Schließlich steht die Kategorie „Literatur“ auf dem Plan. Es kommt zu einem ungewöhnlichen Duell: Der Stripper vom Kiez gegen den Literaturprofessor. Der gelernte Restaurantfachmann ist für den Experten scheinbar leicht gefundenes Fressen. Welcher Schriftsteller schrieb den Roman Dr. Schiwago? Wie heißt das erste Buch Mose? Wie heißt der Gänserich auf dessen Rücken Nils Holgersson mitfliegt? Auch Experte Karasek hat bei einigen Fragen seine Probleme. Beispielsweise denkt er bei den Protagonisten „Hermine“ und „Harry“ zuerst an Harry Potter, nicht an Hesses Steppenwolf. Ups. Auch ein Literaturprofessor hat wohl seine blonden Momente. Gut für Sascha, der damit im Spiel bleibt. Er schlägt sich wacker, nach der zehnten Frage dann das Unfassbare: Andreas Schneider gleicht aus und erzwingt die Stichfrage, die alles entscheidet. Das weiß auch Andi. „In dem Moment habe ich echt geglaubt und mir gesagt, dass alles möglich ist“, erzählt der 36-Jährige. „Ausgerechnet im Bereich Literatur! Mir ging der Arsch auf Grundeis.“ Der junge Mann weiß: jetzt kommt es auf Sekunden an, er muss schnell sein, um vor dem Experten Karasek auf den Buzzer zu drücken.

„Als der Moderator dann die Frage vorlas, habe ich gar nicht überlegt. Ich habe direkt gebuzzert“, erinnert sich Schneider. Die Frage, die alles entscheidet: „Was gilt als das am häufigsten übersetzte Buch der Welt?“ Andi darf zuerst antworten und bleibt cool als er antwortet: „Die Bibel!“
Das Raunen, das durch das Studio geht, verebbt schnell und weicht dem tosenden Applaus des Publikums.
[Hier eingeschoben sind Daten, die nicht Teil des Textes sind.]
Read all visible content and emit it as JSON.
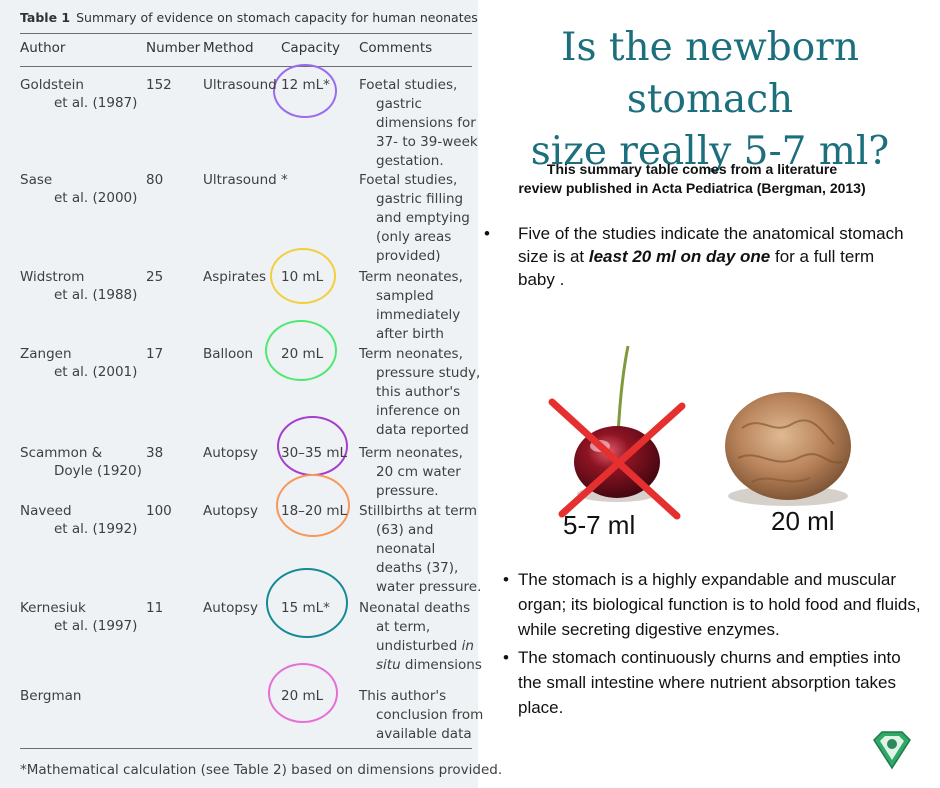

Der Moderator stutzt, kann es nicht fassen und sogar der geschlagene Karasek muss ein wenig lächeln. „Er meinte hinterher scherzhaft, ich könne mich ja jetzt Literatur-Gott nennen. Einen göttlichen Körper hätte ich ja schon“, sagt Andi. Und den durften die Zuschauer anschließend auch bewundern – bei einem Oben-ohne-Strip. „Ich bin der Erste, der im Öffentlich-Rechtlichen zur besten Sendezeit aufgefordert wurde, sich auszuziehen. Das lass ich mir nicht entgehen!“ Ein toller Tag für den Stripper,  doch ganz so glücklich geht der Abend nicht vorüber: Im Finale ist der Waschbrettbauch nicht mehr dabei. Wie man junge Wildschweine, die zwischen ein und zwei Jahre alt sind, nennt, wird er so schnell nicht vergessen. An dieser Frage scheitert er gegen den Tierfilmer Dirk Steffens aus.